If desired the MX-900 can sound a beep tone whenever a key is pressed, the perfect feature for annoying those around you. The tone can be adjusted between three different volume levels that range from “squeaky key” to “heart monitor”, or turned off completely.
In Complete Control
When URC released their first computer programmable remote, the “they’d just as soon forget about it now” MX-1000 (read our review), it was configurable by either PC software or standalone editing. In fact, without the aid of a PC it was potentially the most configurable touchscreen remote produced. But the PC-based side of the equation failed to resolve nearly as impressively, even after a mulligan rewrite. Ever since, Universal Remote has concentrated on just one method of programming per remote, so when you buy one of their computer programmable models today don’t plan on doing too much without the assistance of a Windows XP or Vista-based system with an available USB port.
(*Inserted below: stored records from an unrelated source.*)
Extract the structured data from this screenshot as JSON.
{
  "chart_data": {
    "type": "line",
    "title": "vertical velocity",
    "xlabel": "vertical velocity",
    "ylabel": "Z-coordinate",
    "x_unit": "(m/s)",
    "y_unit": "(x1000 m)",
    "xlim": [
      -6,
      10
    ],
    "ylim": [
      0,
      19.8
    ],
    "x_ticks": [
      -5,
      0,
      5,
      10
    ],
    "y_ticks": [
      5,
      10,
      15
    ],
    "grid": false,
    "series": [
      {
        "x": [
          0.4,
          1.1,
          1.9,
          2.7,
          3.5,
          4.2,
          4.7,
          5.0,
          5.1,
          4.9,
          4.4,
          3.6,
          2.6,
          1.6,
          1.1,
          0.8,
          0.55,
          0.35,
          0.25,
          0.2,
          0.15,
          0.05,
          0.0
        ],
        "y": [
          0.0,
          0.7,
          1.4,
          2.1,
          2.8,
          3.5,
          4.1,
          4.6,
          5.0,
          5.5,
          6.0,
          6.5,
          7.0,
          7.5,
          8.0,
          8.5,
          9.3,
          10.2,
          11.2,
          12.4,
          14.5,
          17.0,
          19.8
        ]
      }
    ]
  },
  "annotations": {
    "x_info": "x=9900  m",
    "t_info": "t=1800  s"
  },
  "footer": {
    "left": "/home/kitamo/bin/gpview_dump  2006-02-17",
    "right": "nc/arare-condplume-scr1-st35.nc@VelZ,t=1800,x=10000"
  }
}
As mentioned earlier, the MX-900 is part of the company’s “Complete Control” series of professional grade remotes, which means that it’s primarily intended for custom installers. Due to a policy shift around the same time that the MX-900 was first introduced, this means that none of the company’s current Complete Control remotes ship with the requisite PC editing software on CD – instead, the authorized retailer or installer obtains this software direct from the manufacturer.
In the case of consumers purchasing a remote to program themselves, it’s up to the retailer to include the necessary software when they sell the product, either on CD or from a secured download site, and conversely up to the consumer to ensure that the retailer is an authorized vender and can actually provide said software. Authorized retailers can choose to give purchasers either the full “Live Update” edition of the software that can be updated instantly over the Internet, or a different “non updateable” version which omits that feature and may not be nearly as current.
In cases where the customer simply can’t obtain the software, Universal Remote maintains a last-resort download site for “non updateable” software that requires the remote’s serial number to access. So, you’ll want to check beforehand on exactly what you’ll be getting!